Greg Hunter

Late to the Rack: Funny Misshapen Body

In Comics on September 12, 2009 at 1:33 AM


For the past decade, Jeffrey Brown has been producing funny, often poignant memoirs in comics form.  (He has also stepped into more absurd territory with books like Bighead and Incredible Change Bots, but that’s another post.)  I started reading Brown’s comics around the time I started looking at alternative comics generally, but I hadn’t checked out his latest release Funny Misshapen Body (out back in April) till now. Two of his earliest works, Clumsy and Unlikely, recalled failed relationships through out-of-order vignettes.  Later works followed suit, and also featured elliptical statements on topics like friendship and maturity.  Funny Misshapen Body traces Brown’s growth as an illustrator; it’s not necessarily his best work, but it is similarly goofy and honest, and a reminder of what comics are good for.

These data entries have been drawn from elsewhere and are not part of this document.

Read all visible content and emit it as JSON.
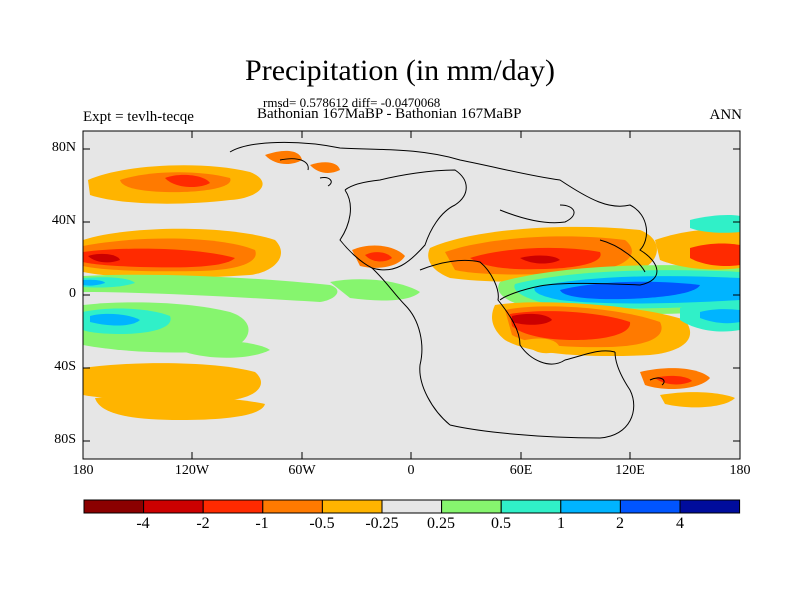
{
  "title": "Precipitation (in mm/day)",
  "stats": "rmsd= 0.578612 diff= -0.0470068",
  "subtitle": "Bathonian 167MaBP - Bathonian 167MaBP",
  "left_string": "Expt = tevlh-tecqe",
  "right_string": "ANN",
  "lat_labels": [
    "80N",
    "40N",
    "0",
    "40S",
    "80S"
  ],
  "lon_labels": [
    "180",
    "120W",
    "60W",
    "0",
    "60E",
    "120E",
    "180"
  ],
  "colorbar": {
    "labels": [
      "-4",
      "-2",
      "-1",
      "-0.5",
      "-0.25",
      "0.25",
      "0.5",
      "1",
      "2",
      "4"
    ],
    "colors": [
      "#8b0000",
      "#cc0000",
      "#ff2a00",
      "#ff7a00",
      "#ffb400",
      "#e6e6e6",
      "#86f56e",
      "#30f0c8",
      "#00b4ff",
      "#0055ff",
      "#000c9c"
    ]
  },
  "map_colors": {
    "ocean_background": "#e6e6e6",
    "coastline": "#000000"
  }
}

Brown works in scratchy, simplistic line drawings, sometimes with limited attention to things like perspective and proportion. It’s a very deliberate brand of amatuerism—as a School of the Art Institute of Chicago alum, Brown’s not exactly an outsider talent—but it’s perfectly suited for the stories of disappointment, prolonged adolescence, and sexual awkwardness he tells—in each one, there’s a kind of gentle acceptance of past mistakes, and implicit hope that now he’s old enough to know better.

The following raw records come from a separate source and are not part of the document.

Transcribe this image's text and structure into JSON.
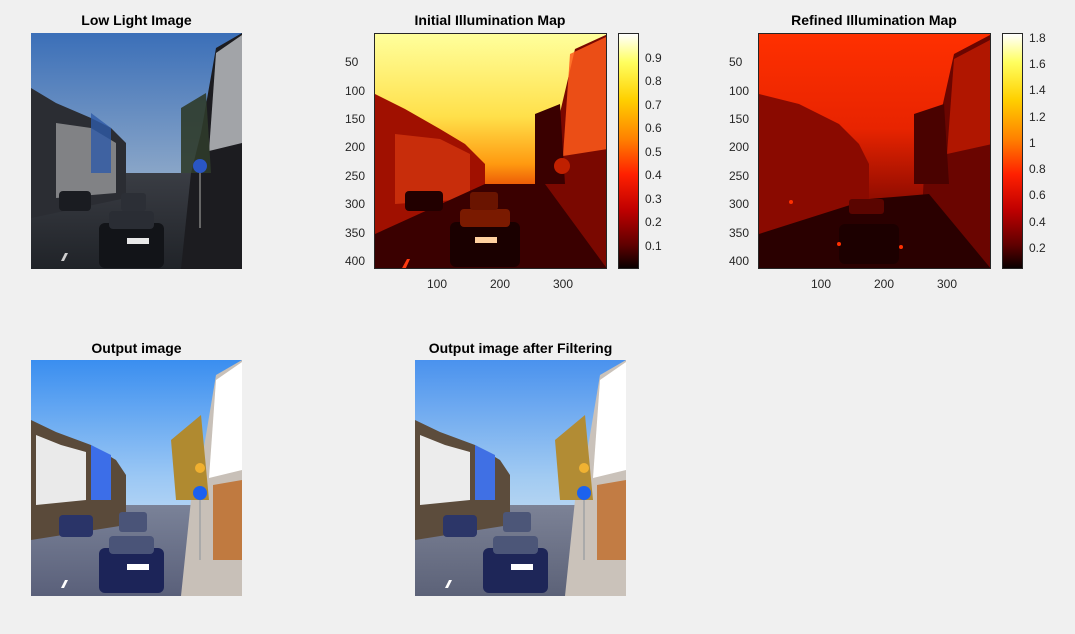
{
  "figure": {
    "background": "#f0f0f0",
    "panels": {
      "low_light": {
        "title": "Low Light Image"
      },
      "initial_map": {
        "title": "Initial Illumination Map",
        "yticks": [
          "50",
          "100",
          "150",
          "200",
          "250",
          "300",
          "350",
          "400"
        ],
        "xticks": [
          "100",
          "200",
          "300"
        ],
        "colorbar_ticks": [
          "0.9",
          "0.8",
          "0.7",
          "0.6",
          "0.5",
          "0.4",
          "0.3",
          "0.2",
          "0.1"
        ],
        "colormap": "hot"
      },
      "refined_map": {
        "title": "Refined Illumination Map",
        "yticks": [
          "50",
          "100",
          "150",
          "200",
          "250",
          "300",
          "350",
          "400"
        ],
        "xticks": [
          "100",
          "200",
          "300"
        ],
        "colorbar_ticks": [
          "1.8",
          "1.6",
          "1.4",
          "1.2",
          "1",
          "0.8",
          "0.6",
          "0.4",
          "0.2"
        ],
        "colormap": "hot"
      },
      "output": {
        "title": "Output image"
      },
      "output_filtered": {
        "title": "Output image after Filtering"
      }
    }
  }
}
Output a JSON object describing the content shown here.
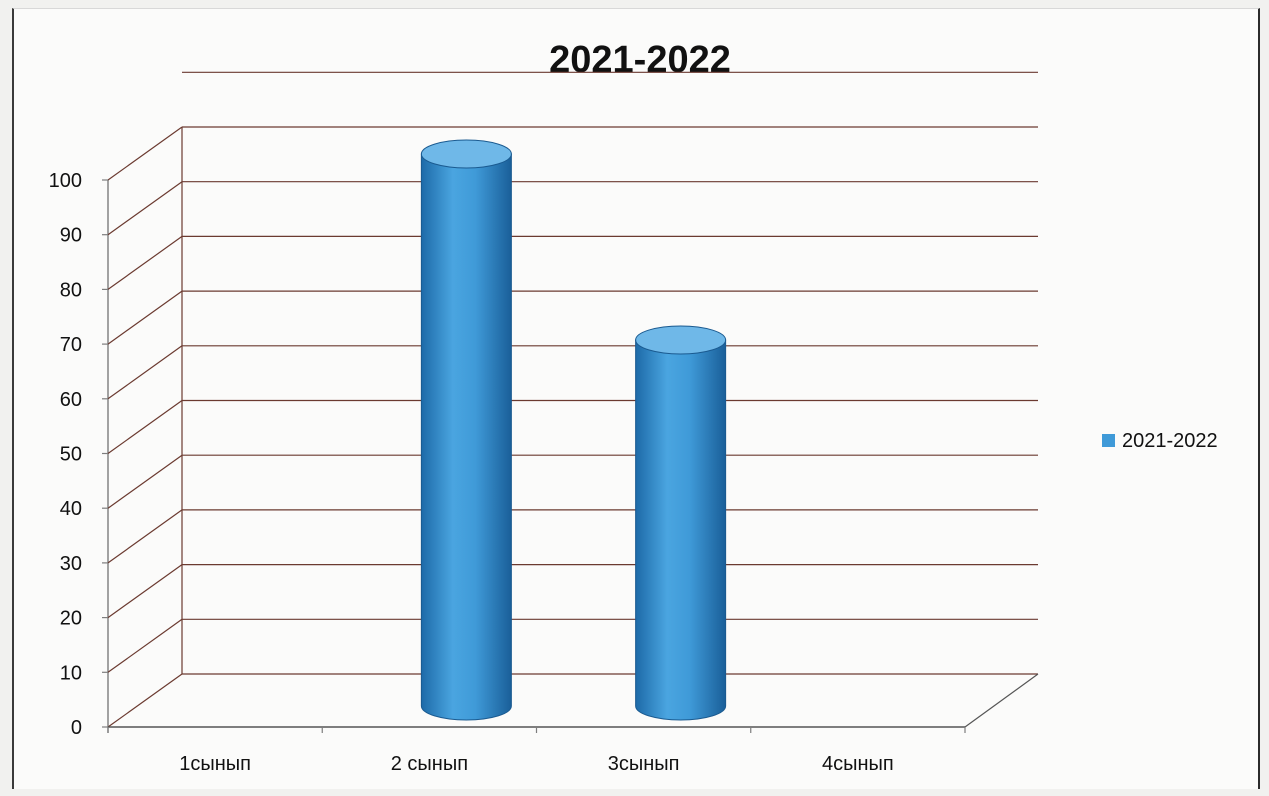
{
  "chart_data": {
    "type": "bar",
    "style": "3d-cylinder",
    "title": "2021-2022",
    "categories": [
      "1сынып",
      "2 сынып",
      "3сынып",
      "4сынып"
    ],
    "series": [
      {
        "name": "2021-2022",
        "values": [
          0,
          100,
          66,
          0
        ]
      }
    ],
    "ylim": [
      0,
      100
    ],
    "yticks": [
      "0",
      "10",
      "20",
      "30",
      "40",
      "50",
      "60",
      "70",
      "80",
      "90",
      "100"
    ],
    "grid": true,
    "legend_position": "right",
    "colors": {
      "bar": "#3f9ad8",
      "bar_dark": "#1d6aa8",
      "bar_light": "#6fb8e8",
      "grid": "#6b3a30"
    }
  }
}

The graphic memoir can be (and often is) a venue for artistic navel-gazing, where artists dwell on the kind of minutiae that a decent editor would cut out of a prose autobiography.  But in the hands of a talented storyteller, comics is also the perfect medium for making daily mundanity meaningful, and showing how little things come to form a person’s life.  (Along with Brown’s work, Michel Rabagliati’s Paul books and Alison Bechdel’s Fun Home are good examples.) In FMB, Brown’s depictions of not approaching girls at parties, taking crates of beer bottles to the deposit station, and getting to know the names of the employees at his local coffee show, form more of a mosaic than a narrative proper. The book is linearly told, something it doesn’t have in common with several of Brown’s other works. Still, Brown takes full use of the freedom the medium gives him to hop from moment to moment in time, and gives readers the freedom to connect them. If life is what happens when you’re making other plans, then Jeffrey Brown has a talent for showing how it happens.